玻璃那边,赵烈把烟叼上了,但没点,明显是给面子。他嗓子压得不高:“我先不绕,你估计也不喜欢废话。北崖那边,外环夜线,最近有人在动。不是我们天龙自己人,是外头塞进来的手。”

顾星阑没急着点头,只问:“什么路子?货,还是人?”

“人。”赵烈吐了个单字,脸线沉下去,“外头往里塞的。掌线的人说,是‘外资安保公司派的外聘教官’,听懂没?我这边的人跟他们撞上,两个晚上,三个兄弟骨头没了一个完整的。”

他说这话的时候没故意压悲情,语气平平,但那种“我要咬死对面”的杀气就在眼底浮了一层。

顾星阑听到“外资安保”四个字,眼神很轻地动了一下。

他心里已经在和系统对上了。

【系统:检索关键词“外资安保公司 外聘教官 夜间线下介入”。】

【检索完成:疑似境外私营战斗团队\/雇佣安保单位使用的合法名目介入本地资源线,常规目标是:测试地头势力反应\/试图渗透分成\/寻找可控落脚点。此类单位近年常以‘安全外包’‘仓储护送’‘夜间巡检’名义出现。】

【推测:天龙夜线已被标记为“可切入点”。】

好,很清楚了。这不是单纯“你们内圈打架,我看看谁狠我抱谁”的局,而是外面的人已经把天龙当市场了,敢往北崖物流线伸手。这事儿不处理,后面不是一两家内斗了,是整座城的水位要被搅。
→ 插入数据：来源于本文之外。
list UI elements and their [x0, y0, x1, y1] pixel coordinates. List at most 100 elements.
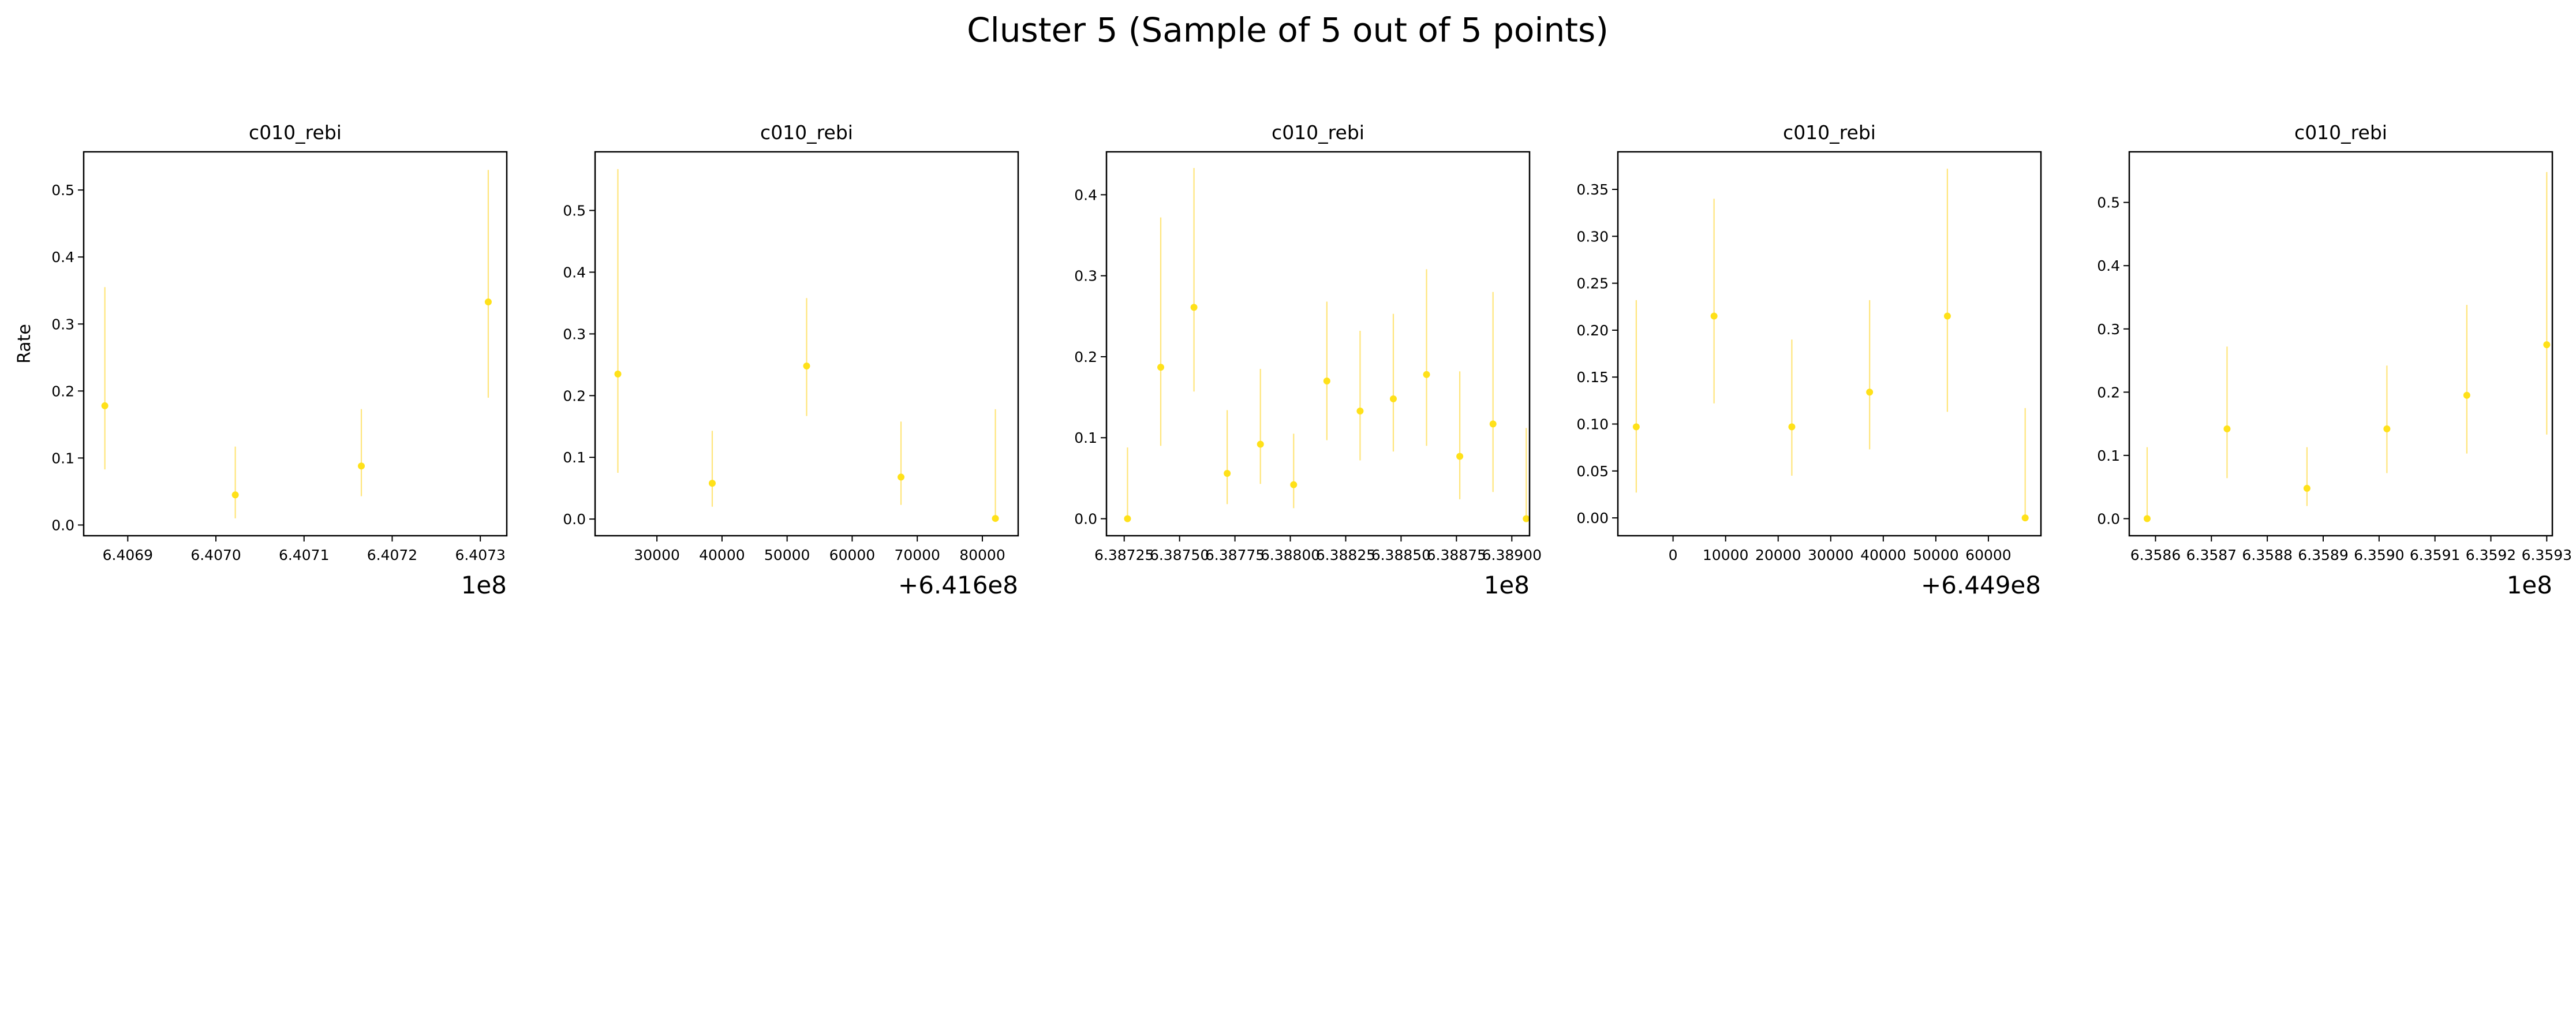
y-tick-label: 0.3: [563, 326, 586, 342]
data-point: [1257, 440, 1264, 448]
x-tick-label: 6.38725: [1094, 547, 1154, 563]
y-tick-label: 0.35: [1576, 181, 1609, 198]
x-tick-label: 50000: [764, 547, 810, 563]
x-tick-label: 6.3592: [2466, 547, 2516, 563]
axes-frame: [1617, 151, 2042, 537]
y-tick-label: 0.00: [1576, 510, 1609, 526]
data-point: [2143, 515, 2151, 522]
data-point: [2021, 514, 2029, 522]
x-tick-label: 6.3593: [2522, 547, 2572, 563]
x-tick-label: 6.3590: [2354, 547, 2404, 563]
x-tick-label: 6.38850: [1371, 547, 1431, 563]
x-tick-label: 30000: [1808, 547, 1854, 563]
x-tick-label: 6.38750: [1150, 547, 1209, 563]
data-point: [231, 491, 239, 499]
y-tick-label: 0.5: [2097, 195, 2120, 211]
y-tick-label: 0.4: [51, 249, 74, 266]
data-point: [1632, 423, 1640, 431]
x-tick-label: 30000: [634, 547, 680, 563]
data-point: [1423, 371, 1430, 378]
subplot-3: c010_rebi6.387256.387506.387756.388006.3…: [1074, 121, 1542, 599]
x-tick-label: 6.3588: [2242, 547, 2292, 563]
x-tick-label: 6.4070: [190, 547, 241, 563]
axes-frame: [2128, 151, 2553, 537]
data-point: [358, 462, 365, 470]
y-tick-label: 0.1: [2097, 447, 2120, 464]
figure-title: Cluster 5 (Sample of 5 out of 5 points): [967, 10, 1609, 50]
subplot-5: c010_rebi 6.3586 6.3587 6.3588 6.3589 6.3590 6…: [2097, 121, 2572, 599]
x-tick-label: 80000: [959, 547, 1005, 563]
x-tick-label: 70000: [894, 547, 940, 563]
data-point: [2543, 341, 2551, 349]
data-point: [484, 298, 492, 305]
y-tick-label: 0.2: [1074, 349, 1097, 365]
subplot-title: c010_rebi: [249, 121, 342, 144]
x-offset-text: 1e8: [1484, 571, 1530, 599]
axes-frame: [1105, 151, 1531, 537]
data-point: [708, 480, 716, 487]
subplot-title: c010_rebi: [760, 121, 853, 144]
y-tick-label: 0.2: [563, 387, 586, 404]
y-tick-label: 0.0: [1074, 511, 1097, 528]
y-tick-label: 0.4: [563, 264, 586, 281]
y-tick-label: 0.3: [51, 316, 74, 333]
x-tick-label: 20000: [1755, 547, 1801, 563]
x-tick-label: 6.38800: [1261, 547, 1320, 563]
y-tick-label: 0.5: [51, 182, 74, 199]
y-tick-label: 0.3: [1074, 268, 1097, 285]
x-tick-label: 6.3587: [2186, 547, 2237, 563]
data-point: [1124, 515, 1131, 522]
y-tick-label: 0.2: [2097, 384, 2120, 401]
subplot-2: c010_rebi 30000 40000 50000 60000 70000 80000 0…: [563, 121, 1019, 599]
x-tick-label: 6.3591: [2410, 547, 2460, 563]
y-tick-label: 0.0: [563, 511, 586, 528]
data-point: [2463, 391, 2470, 399]
data-point: [1943, 312, 1951, 320]
x-offset-text: 1e8: [461, 571, 507, 599]
data-point: [614, 370, 622, 378]
data-point: [1323, 378, 1330, 385]
y-axis-label: Rate: [14, 324, 35, 364]
subplot-title: c010_rebi: [2294, 121, 2387, 144]
data-point: [1157, 364, 1165, 371]
x-tick-label: 6.4069: [103, 547, 153, 563]
x-tick-label: 6.38875: [1427, 547, 1486, 563]
x-tick-label: 50000: [1913, 547, 1959, 563]
data-point: [1356, 407, 1364, 414]
data-point: [1389, 395, 1397, 402]
x-offset-text: +6.449e8: [1921, 571, 2041, 599]
subplot-title: c010_rebi: [1272, 121, 1364, 144]
data-point: [1523, 515, 1530, 522]
data-point: [803, 362, 810, 369]
y-tick-label: 0.05: [1576, 463, 1609, 480]
data-point: [898, 473, 905, 481]
y-tick-label: 0.1: [1074, 430, 1097, 446]
data-point: [1489, 420, 1497, 428]
y-tick-label: 0.3: [2097, 321, 2120, 338]
y-tick-label: 0.1: [563, 449, 586, 466]
x-tick-label: 0: [1669, 547, 1678, 563]
axes-frame: [83, 151, 508, 537]
data-point: [2223, 425, 2231, 432]
y-tick-label: 0.2: [51, 383, 74, 399]
data-point: [101, 402, 109, 409]
y-tick-label: 0.30: [1576, 228, 1609, 245]
y-tick-label: 0.4: [2097, 257, 2120, 274]
y-tick-label: 0.25: [1576, 275, 1609, 292]
x-tick-label: 6.4073: [455, 547, 505, 563]
y-tick-label: 0.1: [51, 450, 74, 466]
x-tick-label: 6.38825: [1316, 547, 1375, 563]
data-point: [2303, 484, 2310, 492]
data-point: [992, 515, 999, 522]
y-tick-label: 0.15: [1576, 369, 1609, 386]
y-tick-label: 0.0: [2097, 510, 2120, 527]
data-point: [1710, 312, 1718, 320]
x-offset-text: 1e8: [2507, 571, 2552, 599]
x-offset-text: +6.416e8: [898, 571, 1018, 599]
x-tick-label: 60000: [1965, 547, 2012, 563]
x-tick-label: 6.38900: [1482, 547, 1542, 563]
x-tick-label: 6.3589: [2298, 547, 2348, 563]
subplot-title: c010_rebi: [1783, 121, 1876, 144]
y-tick-label: 0.4: [1074, 186, 1097, 203]
data-point: [1190, 304, 1198, 311]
赵烈继续说:“这帮人不讲规矩。不报名,不打招呼,不进场露脸,直接在点上试夜摊、试夜货,半夜的口岸,他们当自己家似的。我们的人堵过一次,夜里两点半,外环那边,有车拦,动手了。我那边的兄弟是老码头,身体素质不差,真不差。结果不到半分钟,肘锁住喉,膝踢断腿,直线打头,收手干净得跟教科书似的。”

他说得很细,像是在现场看过监控,或者亲眼看过后果。

“你想说什么?”顾星阑问。

赵烈盯着他:“我要你的态度。”

顾星阑没出声。

赵烈继续,语气缓了一点,但每个字都挺实:“我可以明说,我赵家的线一直是天龙的线,外环夜市谁能摆摊,谁能走车,谁能装货,谁能进码头卸,我一句话,大家都吃饭。没关系我不管,我管的是‘别掀锅’。外头这帮人来了,是冲着掀锅来的。他们眼里,天龙不是天龙,他们看的是全国物流线开不开,能不能从夜线切利润。听明白没?他们不在乎我们这边有多少兄弟,他们就看利润率。”

他顿了一秒,像在给对方时间消化。

“所以我现在找你,”赵烈抬下巴,“我不是过来压你,也不是过来画饼。我就问一句:以后夜线这片,发生事,你是打算当看热闹的客人,还是你愿意把一句话放这儿——‘动我们的人,就等着付代价’。”

他说到最后,眼睛是死死盯住顾星阑。

这个问法很直白。站不站队?你一句话,说不说?

这话如果随手答“行”,那以后整个外环三岔口、北崖夜市,所有冲突都会直接扣在顾星阑头上;他就等于半只脚踏进赵家的地盘生意,还会顺带跟沈家、陆家、甚至宫家在一些灰色地带起冲突。说狠话代表的是入局,不是随便站边。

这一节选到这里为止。